Philadelphia Fed President Patrick Harker said on Thursday he expected three or four rate hikes this year to be inflation-resistant.

His thoughts, outlined in a live interview on CNBC”Closing bell,” which is in line with the Federal Open Market Committee’s estimates released in December.

But while officials later wrote the possibility of an increase of three quarters of a percentage point in 2022 on the Federal Reserve’s benchmark overnight borrowing rate, Harker said he could expand further.

“We need to act on inflation. It’s more persistent than we thought it was a while ago. I’ve been out of the ‘temporary’ group for a while now,” he said, citing terminology that officials use. Used by the Fed to describe inflation through most of 2021 before pivoting towards year-end.

“I think action this year is appropriate,” Harker said. “Three [hikes] is what I wrote, but four things are not out of the question in my mind. “

Harker’s comments come as Labor Department reports show inflation is picking up in the US economy. Consumer price inflation at 7%, the highest annual rate since June 1982, while wholesale prices in 2021 increase by 9.7%, the biggest change in data since 2010.

After its December meeting, the Federal Open Market Committee set a schedule that would end monthly bond purchases around March. Minutes released later suggests that some members also think the Fed should start reducing the size of its balance sheet, potentially by allowing some of its bond proceeds to roll out each month.

But Harker advocates a slower approach to the balance sheet question. He suggested the Fed should wait until it raises rates “for the sake of the 100 basis point argument,” or four hikes, before starting to ease what has become more. $8.8 trillion balance sheet as a result of property purchases during the pandemic. The basis point is one hundredth of a percentage point.

“I don’t want to do it all at once. I think it’s just the wrong way,” he said. “Let’s do them in stages.”

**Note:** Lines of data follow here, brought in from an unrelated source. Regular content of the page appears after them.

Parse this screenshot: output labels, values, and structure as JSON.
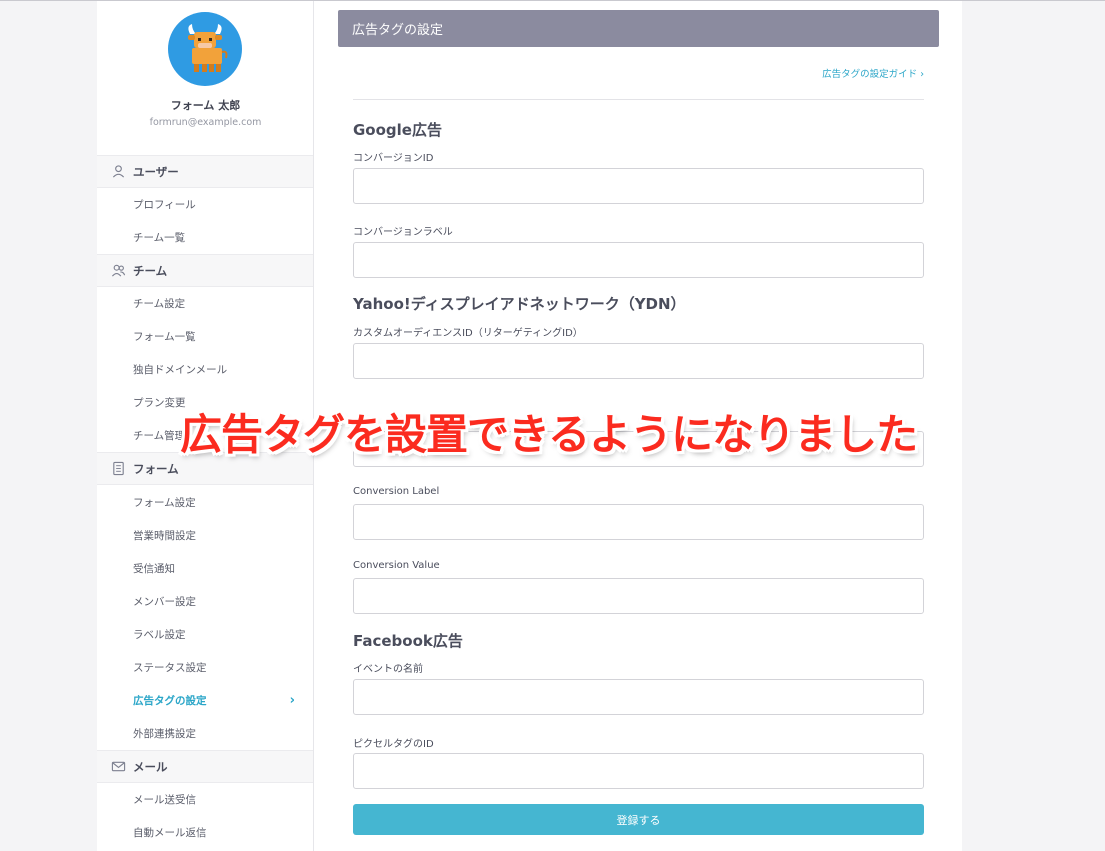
{
  "profile": {
    "name": "フォーム 太郎",
    "email": "formrun@example.com"
  },
  "sidebar": {
    "sections": [
      {
        "title": "ユーザー",
        "icon": "user-icon"
      },
      {
        "title": "チーム",
        "icon": "team-icon"
      },
      {
        "title": "フォーム",
        "icon": "document-icon"
      },
      {
        "title": "メール",
        "icon": "mail-icon"
      }
    ],
    "items": [
      "プロフィール",
      "チーム一覧",
      "チーム設定",
      "フォーム一覧",
      "独自ドメインメール",
      "プラン変更",
      "チーム管理",
      "フォーム設定",
      "営業時間設定",
      "受信通知",
      "メンバー設定",
      "ラベル設定",
      "ステータス設定",
      "広告タグの設定",
      "外部連携設定",
      "メール送受信",
      "自動メール返信"
    ],
    "active_item": "広告タグの設定"
  },
  "main": {
    "header": "広告タグの設定",
    "guide_link": "広告タグの設定ガイド ›",
    "google": {
      "title": "Google広告",
      "conversion_id_label": "コンバージョンID",
      "conversion_label_label": "コンバージョンラベル"
    },
    "ydn": {
      "title": "Yahoo!ディスプレイアドネットワーク（YDN）",
      "custom_audience_label": "カスタムオーディエンスID（リターゲティングID）",
      "conversion_label": "Conversion Label",
      "conversion_value": "Conversion Value"
    },
    "facebook": {
      "title": "Facebook広告",
      "event_name_label": "イベントの名前",
      "pixel_id_label": "ピクセルタグのID"
    },
    "submit": "登録する"
  },
  "banner": "広告タグを設置できるようになりました",
  "colors": {
    "accent": "#2ba6c8",
    "button": "#45b6d1",
    "header": "#8b8b9f",
    "banner": "#fb2b1f"
  }
}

Slowing down will help the economy bounce back from possible shocks due to the Fed’s easiest step back from monetary policy in its history, he said. He said the Fed can avoid killing the recovery if it moves “carefully and methodically. This is why I don’t have to raise interest rates and do balance sheet normalization along with it.” a while,” he said.

Early in the day, Chicago Fed President Charles Evans also said he sees three rate hikes as very likely, although he’s also open to more.

“[Three increases are] Evans told reporters there could be a good bid opening this year depending on how the data is deployed.

Neither Evans nor Harker were voters in this year’s FOMC, although they may voice their opinions at policy meetings and their views are part of the “scoring plot” of committee on interest rate expectations of its members.